La cuerda bajó más, me estiré con los dedos en tensión, las serpientes se irguieron dispuestas para el ataque, y entonces, mientras se movían a tirones, cogí la pala y oscilé desesperadamente. La pala alcanzó a dos reptiles y los lanzó contra las paredes de arena, provocando una pequeña cascada. Se agitaron furiosamente cuando volvieron a caer al fondo del pozo.

—¡Arriba, arriba, por el amor de Dios, subidme!

—¿Qué es, monsieur Gage? ¿En qué consiste el tesoro?

No se me ocurría nada más que hacer. Tomé la pala con ambas manos, me encorvé lo más alto que pude, apunté con cuidado y luego me dejé caer, haciendo que mi peso descargara el tosco pico de madera de la pala contra la tubería de arcilla. ¡Se hizo pedazos!

El pozo se llenó de líquido.

Nadie quedó más sorprendido que yo.

La cuerda descendió otros treinta centímetros mientras los hombres de arriba gritaban de sorpresa, y mi pelo se sumergió en aguas residuales que apestaban a cloaca y agua marina. ¿Era eso un maldito desagüe procedente de Jafa? Cerré con fuerza los ojos, preparado para recibir la mordedura de unos colmillos en la nariz, las orejas o los párpados. Sin embargo, el irritado siseo disminuía.

Abrí los ojos. Las serpientes se habían arrastrado hasta los lados del pozo para escapar del efusivo hedor. Eran serpientes del desierto, tan disgustadas por todo aquello como yo.

Mi cabeza volvió a bajar, y ahora mi frente dragó en la grasienta sentina. Por el dólar de Hamilton, ¿iba a escapar del veneno solo para ahogarme cabeza abajo?

—¡El Grial! —bramé—. ¡Es el Grial!

Dicho esto, Najac dio una orden y procedieron a izarme.

Los árabes prorrumpieron en un gran alboroto, afirmando que yo era un hechicero que había obrado algún milagro eléctrico sacando agua de la arena. Najac miraba incrédulo la pala que sostenía en mis manos. Abajo, el pozo seguía llenándose, las serpientes intentaban huir y volvían a caer dentro.

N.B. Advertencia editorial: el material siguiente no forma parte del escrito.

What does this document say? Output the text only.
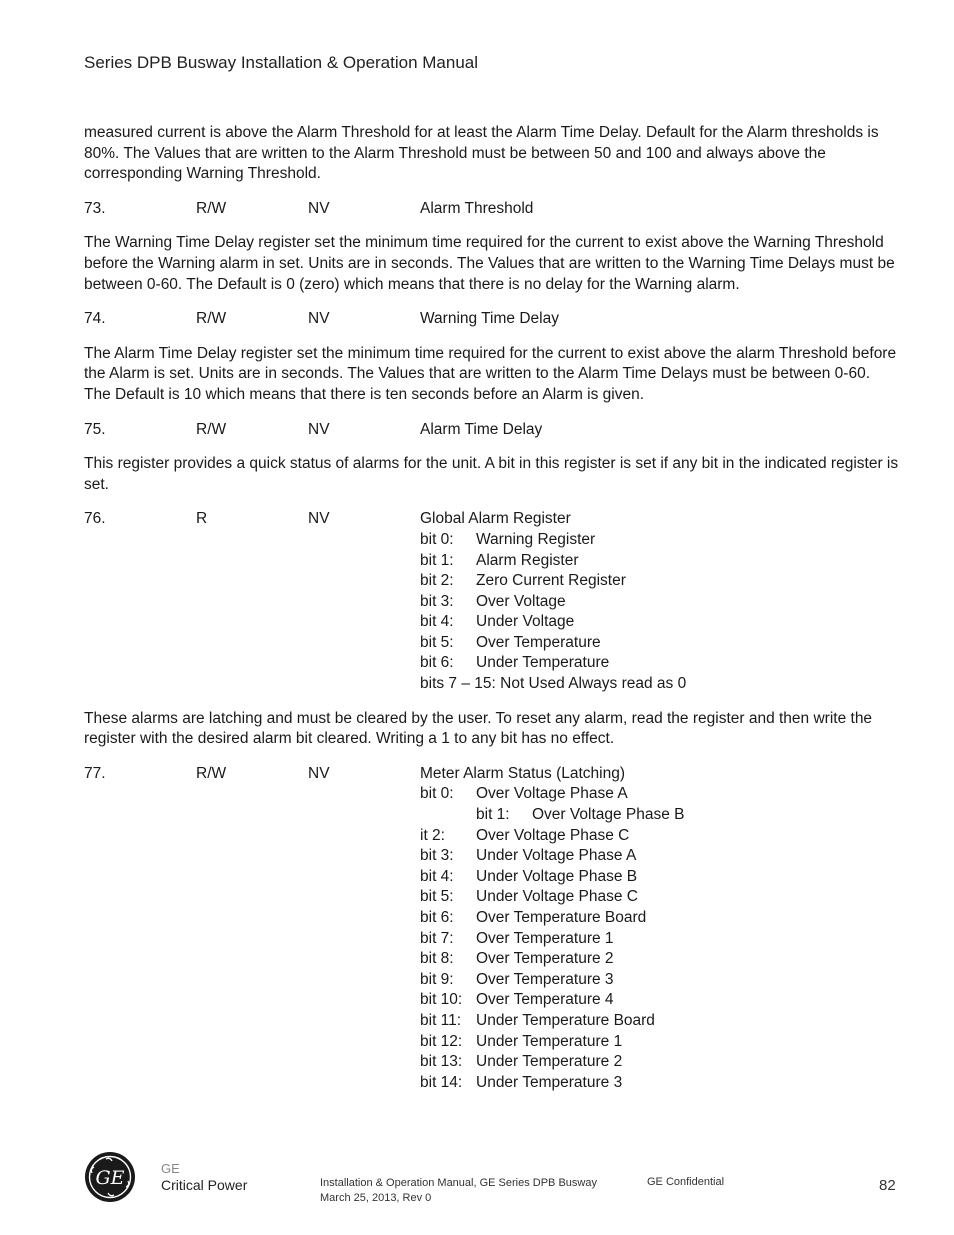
Series DPB Busway Installation & Operation Manual

measured current is above the Alarm Threshold for at least the Alarm Time Delay. Default for the Alarm thresholds is 80%. The Values that are written to the Alarm Threshold must be between 50 and 100 and always above the corresponding Warning Threshold.

73.	R/W	NV	Alarm Threshold

The Warning Time Delay register set the minimum time required for the current to exist above the Warning Threshold before the Warning alarm in set. Units are in seconds. The Values that are written to the Warning Time Delays must be between 0-60. The Default is 0 (zero) which means that there is no delay for the Warning alarm.

74.	R/W	NV	Warning Time Delay

The Alarm Time Delay register set the minimum time required for the current to exist above the alarm Threshold before the Alarm is set. Units are in seconds. The Values that are written to the Alarm Time Delays must be between 0-60. The Default is 10 which means that there is ten seconds before an Alarm is given.

75.	R/W	NV	Alarm Time Delay

This register provides a quick status of alarms for the unit. A bit in this register is set if any bit in the indicated register is set.

76.	R	NV	Global Alarm Register
bit 0: Warning Register
bit 1: Alarm Register
bit 2: Zero Current Register
bit 3: Over Voltage
bit 4: Under Voltage
bit 5: Over Temperature
bit 6: Under Temperature
bits 7 – 15: Not Used Always read as 0

These alarms are latching and must be cleared by the user. To reset any alarm, read the register and then write the register with the desired alarm bit cleared. Writing a 1 to any bit has no effect.

77.	R/W	NV	Meter Alarm Status (Latching)
bit 0: Over Voltage Phase A
bit 1: Over Voltage Phase B
it 2: Over Voltage Phase C
bit 3: Under Voltage Phase A
bit 4: Under Voltage Phase B
bit 5: Under Voltage Phase C
bit 6: Over Temperature Board
bit 7: Over Temperature 1
bit 8: Over Temperature 2
bit 9: Over Temperature 3
bit 10: Over Temperature 4
bit 11: Under Temperature Board
bit 12: Under Temperature 1
bit 13: Under Temperature 2
bit 14: Under Temperature 3
GE	GE
Critical Power	Installation & Operation Manual, GE Series DPB Busway
March 25, 2013, Rev 0
GE Confidential	82
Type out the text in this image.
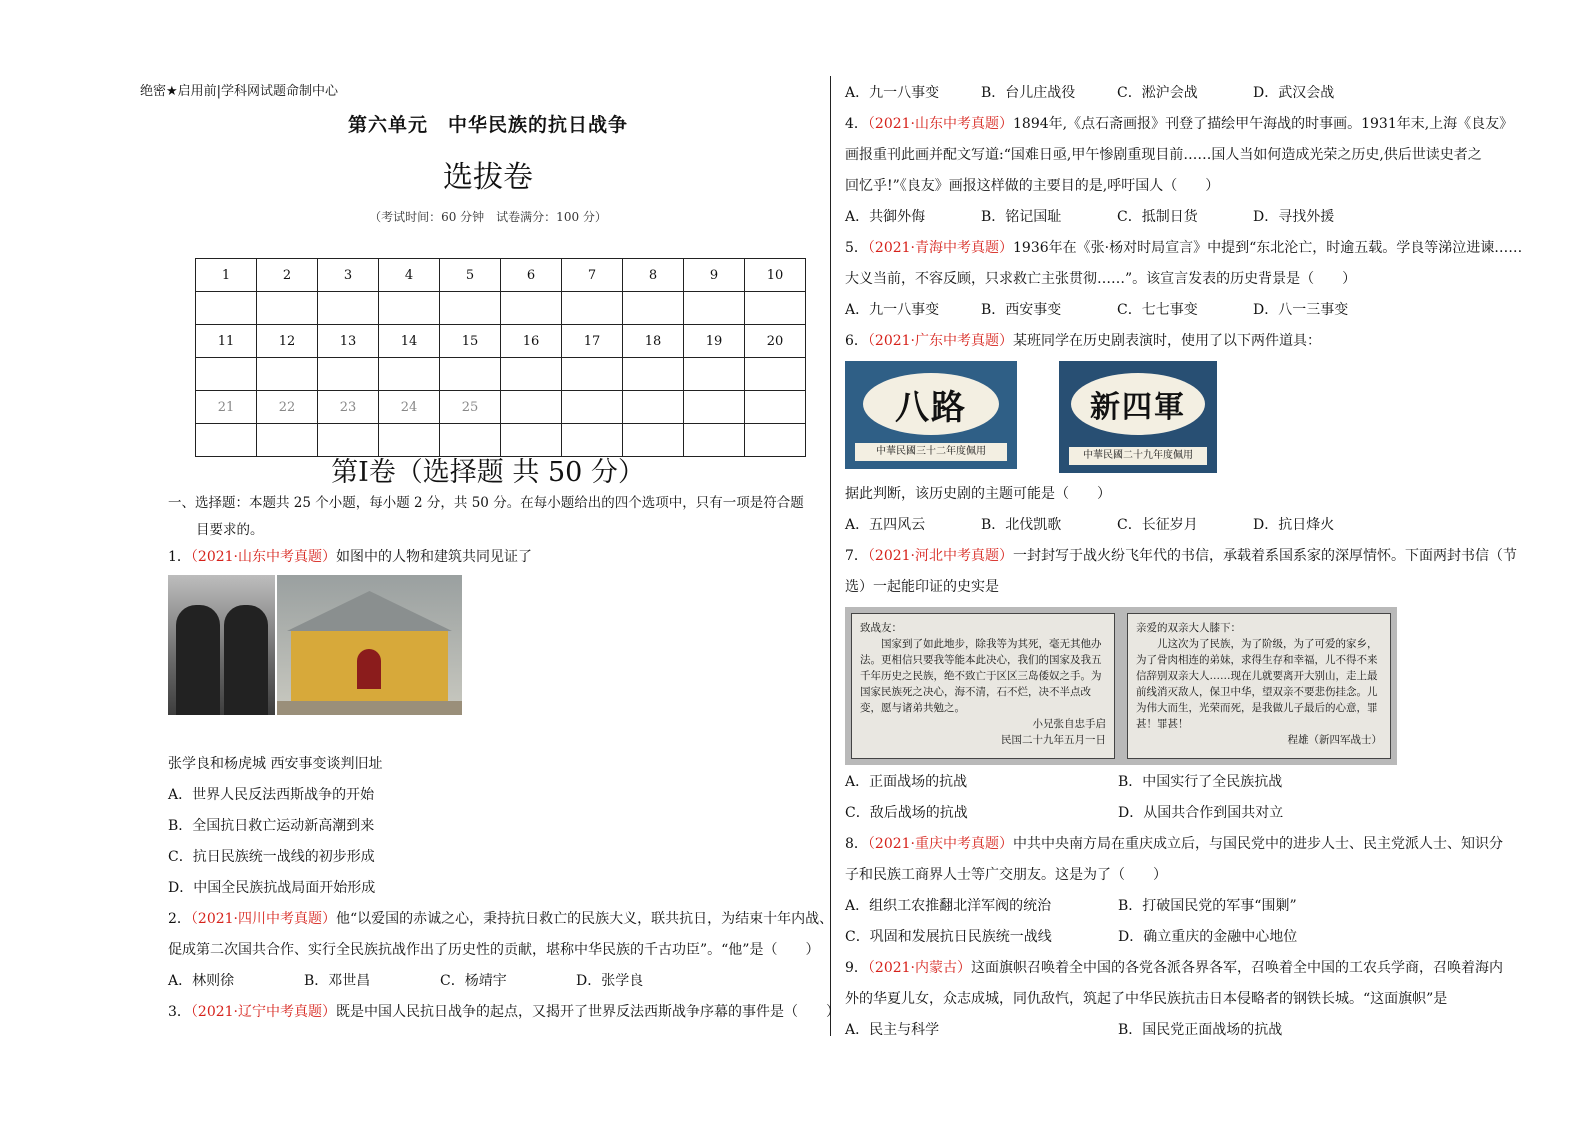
绝密★启用前|学科网试题命制中心
第六单元　中华民族的抗日战争
选拔卷
（考试时间：60 分钟　试卷满分：100 分）
1	2	3	4	5	6	7	8	9	10

11	12	13	14	15	16	17	18	19	20

21	22	23	24	25					

第Ⅰ卷（选择题 共 50 分）
一、选择题：本题共 25 个小题，每小题 2 分，共 50 分。在每小题给出的四个选项中，只有一项是符合题
目要求的。
1．（2021·山东中考真题）如图中的人物和建筑共同见证了
张学良和杨虎城 西安事变谈判旧址
A．世界人民反法西斯战争的开始
B．全国抗日救亡运动新高潮到来
C．抗日民族统一战线的初步形成
D．中国全民族抗战局面开始形成
2．（2021·四川中考真题）他“以爱国的赤诚之心，秉持抗日救亡的民族大义，联共抗日，为结束十年内战、
促成第二次国共合作、实行全民族抗战作出了历史性的贡献，堪称中华民族的千古功臣”。“他”是（　　）
A．林则徐	B．邓世昌	C．杨靖宇	D．张学良
3．（2021·辽宁中考真题）既是中国人民抗日战争的起点，又揭开了世界反法西斯战争序幕的事件是（　　）
A．九一八事变	B．台儿庄战役	C．淞沪会战	D．武汉会战
4．（2021·山东中考真题）1894年,《点石斋画报》刊登了描绘甲午海战的时事画。1931年末,上海《良友》
画报重刊此画并配文写道:“国难日亟,甲午惨剧重现目前……国人当如何造成光荣之历史,供后世读史者之
回忆乎!”《良友》画报这样做的主要目的是,呼吁国人（　　）
A．共御外侮	B．铭记国耻	C．抵制日货	D．寻找外援
5．（2021·青海中考真题）1936年在《张·杨对时局宣言》中提到“东北沦亡，时逾五载。学良等涕泣进谏……
大义当前，不容反顾，只求救亡主张贯彻……”。该宣言发表的历史背景是（　　）
A．九一八事变	B．西安事变	C．七七事变	D．八一三事变
6．（2021·广东中考真题）某班同学在历史剧表演时，使用了以下两件道具：
八路
中華民國三十二年度佩用
新四軍
中華民國二十九年度佩用
据此判断，该历史剧的主题可能是（　　）
A．五四风云	B．北伐凯歌	C．长征岁月	D．抗日烽火
7．（2021·河北中考真题）一封封写于战火纷飞年代的书信，承载着系国系家的深厚情怀。下面两封书信（节
选）一起能印证的史实是
致战友：
国家到了如此地步，除我等为其死，毫无其他办法。更相信只要我等能本此决心，我们的国家及我五千年历史之民族，绝不致亡于区区三岛倭奴之手。为国家民族死之决心，海不清，石不烂，决不半点改变，愿与诸弟共勉之。
小兄张自忠手启
民国二十九年五月一日
亲爱的双亲大人膝下：
儿这次为了民族，为了阶级，为了可爱的家乡，为了骨肉相连的弟妹，求得生存和幸福，儿不得不来信辞别双亲大人……现在儿就要离开大别山，走上最前线消灭敌人，保卫中华，望双亲不要悲伤挂念。儿为伟大而生，光荣而死，是我做儿子最后的心意，罪甚！罪甚！
程雄（新四军战士）
A．正面战场的抗战	B．中国实行了全民族抗战
C．敌后战场的抗战	D．从国共合作到国共对立
8．（2021·重庆中考真题）中共中央南方局在重庆成立后，与国民党中的进步人士、民主党派人士、知识分
子和民族工商界人士等广交朋友。这是为了（　　）
A．组织工农推翻北洋军阀的统治	B．打破国民党的军事“围剿”
C．巩固和发展抗日民族统一战线	D．确立重庆的金融中心地位
9．（2021·内蒙古）这面旗帜召唤着全中国的各党各派各界各军，召唤着全中国的工农兵学商，召唤着海内
外的华夏儿女，众志成城，同仇敌忾，筑起了中华民族抗击日本侵略者的钢铁长城。“这面旗帜”是
A．民主与科学	B．国民党正面战场的抗战
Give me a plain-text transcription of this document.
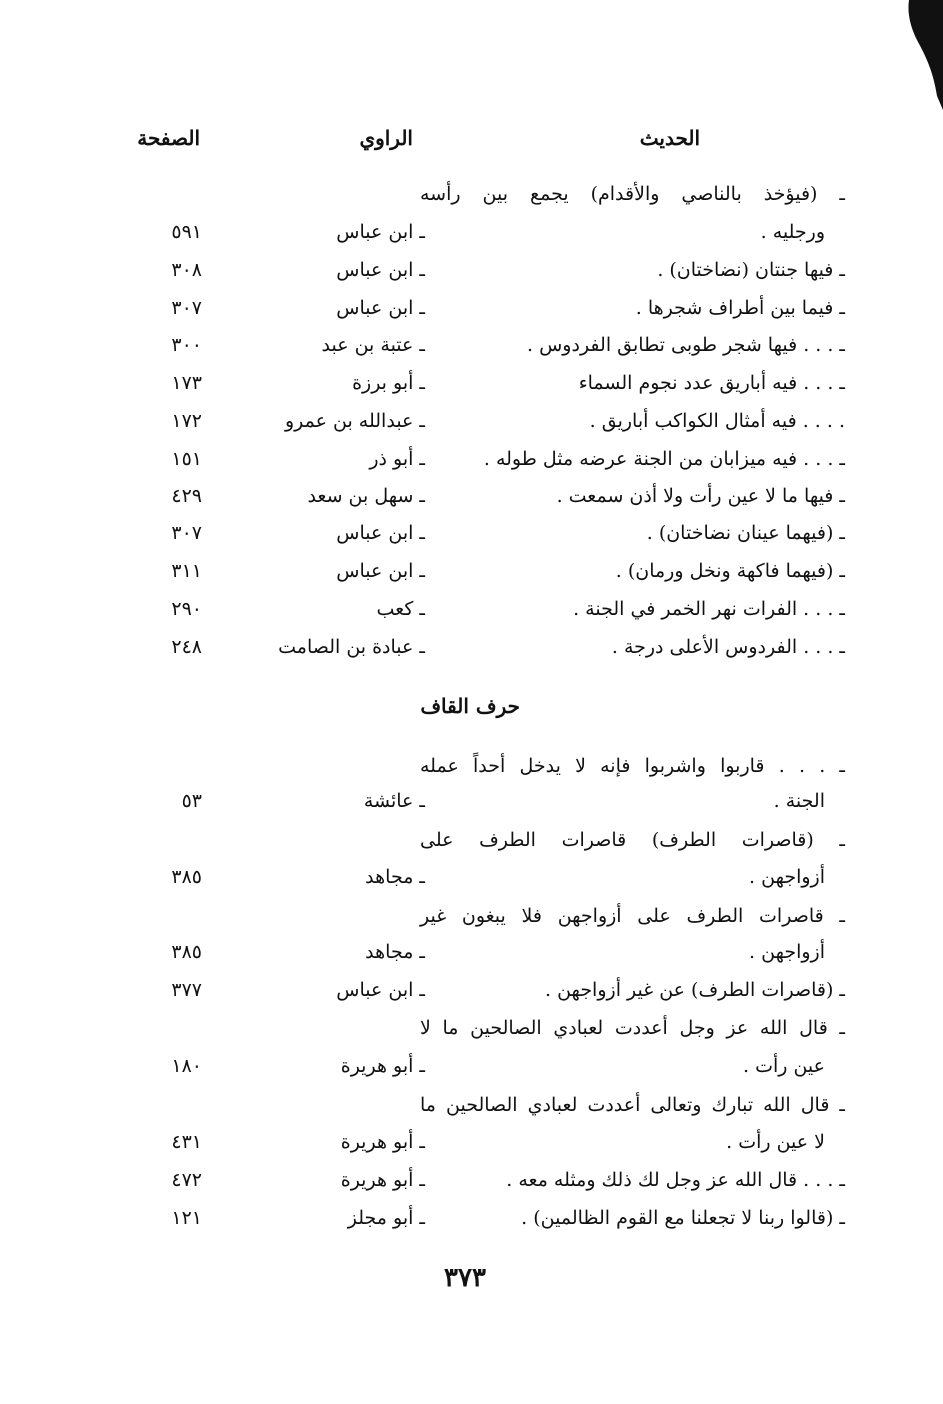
الحديث
الراوي
الصفحة
ـ (فيؤخذ بالناصي والأقدام) يجمع بين رأسه
ورجليه .
ـ ابن عباس
٥٩١
ـ فيها جنتان (نضاختان) .
ـ ابن عباس
٣٠٨
ـ فيما بين أطراف شجرها .
ـ ابن عباس
٣٠٧
ـ . . . فيها شجر طوبى تطابق الفردوس .
ـ عتبة بن عبد
٣٠٠
ـ . . . فيه أباريق عدد نجوم السماء
ـ أبو برزة
١٧٣
. . . . فيه أمثال الكواكب أباريق .
ـ عبدالله بن عمرو
١٧٢
ـ . . . فيه ميزابان من الجنة عرضه مثل طوله .
ـ أبو ذر
١٥١
ـ فيها ما لا عين رأت ولا أذن سمعت .
ـ سهل بن سعد
٤٢٩
ـ (فيهما عينان نضاختان) .
ـ ابن عباس
٣٠٧
ـ (فيهما فاكهة ونخل ورمان) .
ـ ابن عباس
٣١١
ـ . . . الفرات نهر الخمر في الجنة .
ـ كعب
٢٩٠
ـ . . . الفردوس الأعلى درجة .
ـ عبادة بن الصامت
٢٤٨
حرف القاف
ـ . . . قاربوا واشربوا فإنه لا يدخل أحداً عمله
الجنة .
ـ عائشة
٥٣
ـ (قاصرات الطرف) قاصرات الطرف على
أزواجهن .
ـ مجاهد
٣٨٥
ـ قاصرات الطرف على أزواجهن فلا يبغون غير
أزواجهن .
ـ مجاهد
٣٨٥
ـ (قاصرات الطرف) عن غير أزواجهن .
ـ ابن عباس
٣٧٧
ـ قال الله عز وجل أعددت لعبادي الصالحين ما لا
عين رأت .
ـ أبو هريرة
١٨٠
ـ قال الله تبارك وتعالى أعددت لعبادي الصالحين ما
لا عين رأت .
ـ أبو هريرة
٤٣١
ـ . . . قال الله عز وجل لك ذلك ومثله معه .
ـ أبو هريرة
٤٧٢
ـ (قالوا ربنا لا تجعلنا مع القوم الظالمين) .
ـ أبو مجلز
١٢١
٣٧٣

Y entonces mi cabeza quedó por encima del suelo, con los tobillos todavía atados y el torso oscilando como una lonja de vaca colgada de un gancho.

—¿Qué habéis dicho? —inquirió Najac.

—El Grial —dije con voz débil—. El Santo Grial. Ahora, por favor, ¿me mataréis de un tiro?

Por supuesto que le habría gustado. Pero ¿y si mi declaración resultaba importante para Bonaparte? Y entonces un murmullo enojado, que aumentaba a un clamor de indignación, comenzó a elevarse de todo el ejército sitiador.